Maybe it makes people feel good, for about a second. Then that little burst of feel-good hormone goes away, and they do it again, like a hit of a bad drug.

It’s just unpleasant. I’m not going to bring you down with examples; I’m sure you’ve seen them, from every political party and pro- or anti- social viewpoint you can think of. The worst thing is, it incites others to behave just as badly – like the crowd shouting, “Boil that dust speck!” in Dr. Seuss’s Horton Hears a Who. It’s easy to get sucked into the group mentality.

As a culture, we’re getting sloppy. I’m picturing a bunch of military raw recruits, shirts not tucked in, poor posture, not knowing how to make their bed with a blanket so tight you could bounce a quarter off it, or shine their shoes, maybe badly in need of a haircut, too. That’s us. We’ve stopped making the effort to be civil. There’s nobody like Sergeant Carter on “Gomer Pyle, U.S.M.C.,” or Louis Gossett in “An Officer and a Gentleman,” to whip us into shape. Now, don’t get me wrong – I don’t want anybody telling me to drop and do 20 push-ups, or telling me that I can’t express my opinion.

But I do think there should be some standards of common decency that wouldn’t compromise anybody’s ability to put their point across.

At least one website out there has a policy I really like: “This is a salon, not a saloon.” Bad language is not allowed. Insulting other posters is not allowed. Crudeness is not allowed. A moderator makes sure of this, and deletes posts that don’t follow these simple rules.

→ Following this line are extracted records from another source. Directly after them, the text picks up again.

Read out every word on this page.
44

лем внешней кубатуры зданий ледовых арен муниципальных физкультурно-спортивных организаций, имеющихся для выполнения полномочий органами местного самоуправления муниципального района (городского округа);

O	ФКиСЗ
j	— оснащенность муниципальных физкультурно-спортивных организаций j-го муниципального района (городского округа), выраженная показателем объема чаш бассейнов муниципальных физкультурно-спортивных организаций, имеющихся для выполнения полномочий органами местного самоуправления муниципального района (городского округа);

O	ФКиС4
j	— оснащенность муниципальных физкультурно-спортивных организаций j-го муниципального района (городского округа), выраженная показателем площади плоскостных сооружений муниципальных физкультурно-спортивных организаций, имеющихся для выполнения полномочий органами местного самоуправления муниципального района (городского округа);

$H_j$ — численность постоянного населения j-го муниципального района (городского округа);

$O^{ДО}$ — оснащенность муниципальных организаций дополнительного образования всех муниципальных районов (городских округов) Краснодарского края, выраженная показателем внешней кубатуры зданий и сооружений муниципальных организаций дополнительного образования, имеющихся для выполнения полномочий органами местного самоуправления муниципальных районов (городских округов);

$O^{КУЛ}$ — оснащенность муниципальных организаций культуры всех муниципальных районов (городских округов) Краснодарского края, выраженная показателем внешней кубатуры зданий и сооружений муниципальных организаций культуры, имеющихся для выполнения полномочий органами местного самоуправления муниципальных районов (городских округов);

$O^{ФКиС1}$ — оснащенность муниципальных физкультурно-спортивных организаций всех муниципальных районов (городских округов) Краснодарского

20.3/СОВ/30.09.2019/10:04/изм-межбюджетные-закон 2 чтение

Many people weren’t as lucky, as I was, to have parents and grandparents and teachers and Sunday School teachers and friends’ parents to set standards and expect you to stick to them. People to say, “Do you kiss your mom with that mouth?”

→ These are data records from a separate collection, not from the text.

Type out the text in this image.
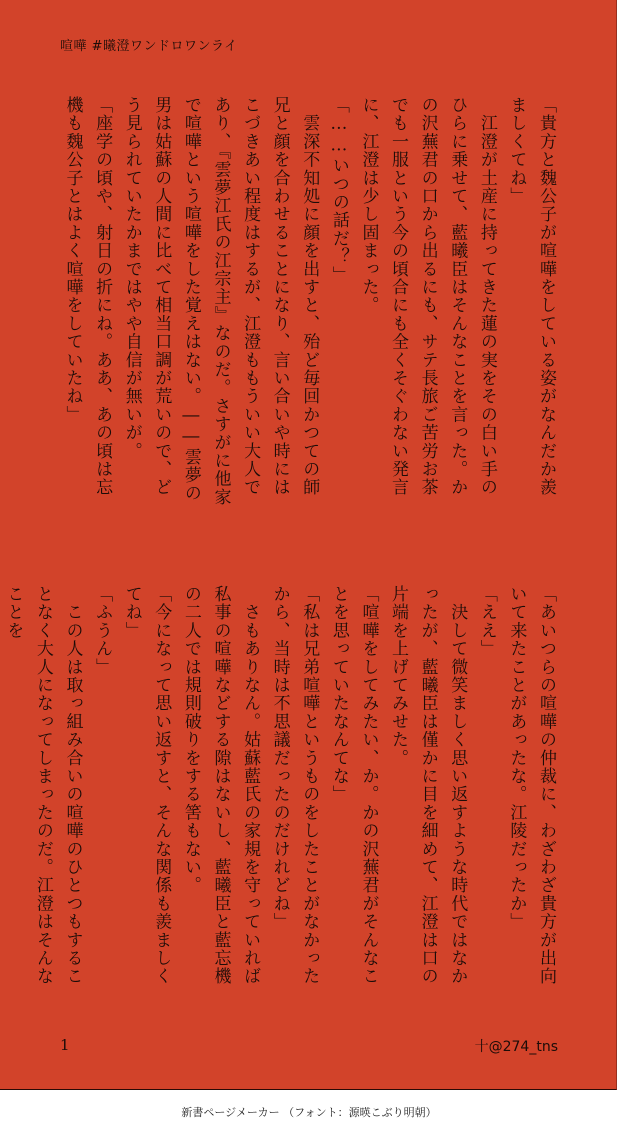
喧嘩 #曦澄ワンドロワンライ

「貴方と魏公子が喧嘩をしている姿がなんだか羨ましくてね」

　江澄が土産に持ってきた蓮の実をその白い手のひらに乗せて、藍曦臣はそんなことを言った。かの沢蕪君の口から出るにも、サテ長旅ご苦労お茶でも一服という今の頃合にも全くそぐわない発言に、江澄は少し固まった。

「……いつの話だ？」

　雲深不知処に顔を出すと、殆ど毎回かつての師兄と顔を合わせることになり、言い合いや時にはこづきあい程度はするが、江澄ももういい大人であり、『雲夢江氏の江宗主』なのだ。さすがに他家で喧嘩という喧嘩をした覚えはない。――雲夢の男は姑蘇の人間に比べて相当口調が荒いので、どう見られていたかまではやや自信が無いが。

「座学の頃や、射日の折にね。ああ、あの頃は忘機も魏公子とはよく喧嘩をしていたね」

「あいつらの喧嘩の仲裁に、わざわざ貴方が出向いて来たことがあったな。江陵だったか」

「ええ」

　決して微笑ましく思い返すような時代ではなかったが、藍曦臣は僅かに目を細めて、江澄は口の片端を上げてみせた。

「喧嘩をしてみたい、か。かの沢蕪君がそんなことを思っていたなんてな」

「私は兄弟喧嘩というものをしたことがなかったから、当時は不思議だったのだけれどね」

　さもありなん。姑蘇藍氏の家規を守っていれば私事の喧嘩などする隙はないし、藍曦臣と藍忘機の二人では規則破りをする筈もない。

「今になって思い返すと、そんな関係も羨ましくてね」

「ふうん」

　この人は取っ組み合いの喧嘩のひとつもすることなく大人になってしまったのだ。江澄はそんなことを

1	十@274_tns
新書ページメーカー （フォント：源暎こぶり明朝）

Maybe that’s part of the problem: If everybody talks like they’re in the sewer, why shouldn’t they be that way in social media, too? When even prime-time network TV shows have basically nothing that’s off-limits, when a lot of songs have bad words and crude themes and celebrities have profanity-packed diatribes in public, how would anybody know that’s not actually a good way to comport yourself?

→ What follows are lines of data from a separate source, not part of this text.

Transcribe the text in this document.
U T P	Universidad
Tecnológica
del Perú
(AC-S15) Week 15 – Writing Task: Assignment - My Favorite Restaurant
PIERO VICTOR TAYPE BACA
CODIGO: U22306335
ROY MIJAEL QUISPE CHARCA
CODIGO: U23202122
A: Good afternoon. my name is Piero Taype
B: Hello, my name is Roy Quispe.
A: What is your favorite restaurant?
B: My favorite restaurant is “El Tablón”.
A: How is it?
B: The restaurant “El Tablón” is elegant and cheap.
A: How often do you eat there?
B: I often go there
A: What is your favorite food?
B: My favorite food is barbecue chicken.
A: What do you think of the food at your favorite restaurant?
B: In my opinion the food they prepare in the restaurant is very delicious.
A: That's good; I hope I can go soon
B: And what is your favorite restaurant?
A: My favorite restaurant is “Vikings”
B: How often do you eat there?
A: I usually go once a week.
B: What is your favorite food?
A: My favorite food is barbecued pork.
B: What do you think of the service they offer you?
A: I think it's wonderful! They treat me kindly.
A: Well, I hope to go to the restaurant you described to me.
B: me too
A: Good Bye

I could go on, but you get the idea. I just have one simple suggestion: How about all those big newspapers, Youtube, Facebook, Twitter, etc., set a standard or two? No profanity. No personal attacks at the someone who doesn’t agree with you. Attack the ideas, instead.

That doesn’t mean you can’t get your point across. But it also doesn’t mean you have to take the cheapest, lowest-class road to get there, either. H.L. Mencken eviscerated his critics; so did William Randolph Hearst, and William F. Buckley, and Dorothy Parker, and Jonathan Swift, and Juvenal, the ancient Roman satirist. Heck, they weren’t always gentle, either. But they weren’t as harsh as chemical-containing laxatives, and they didn’t resort to profanity. Maybe we could all just try to have a little more self-control – at least leave the bra on, until we get to the She Shed.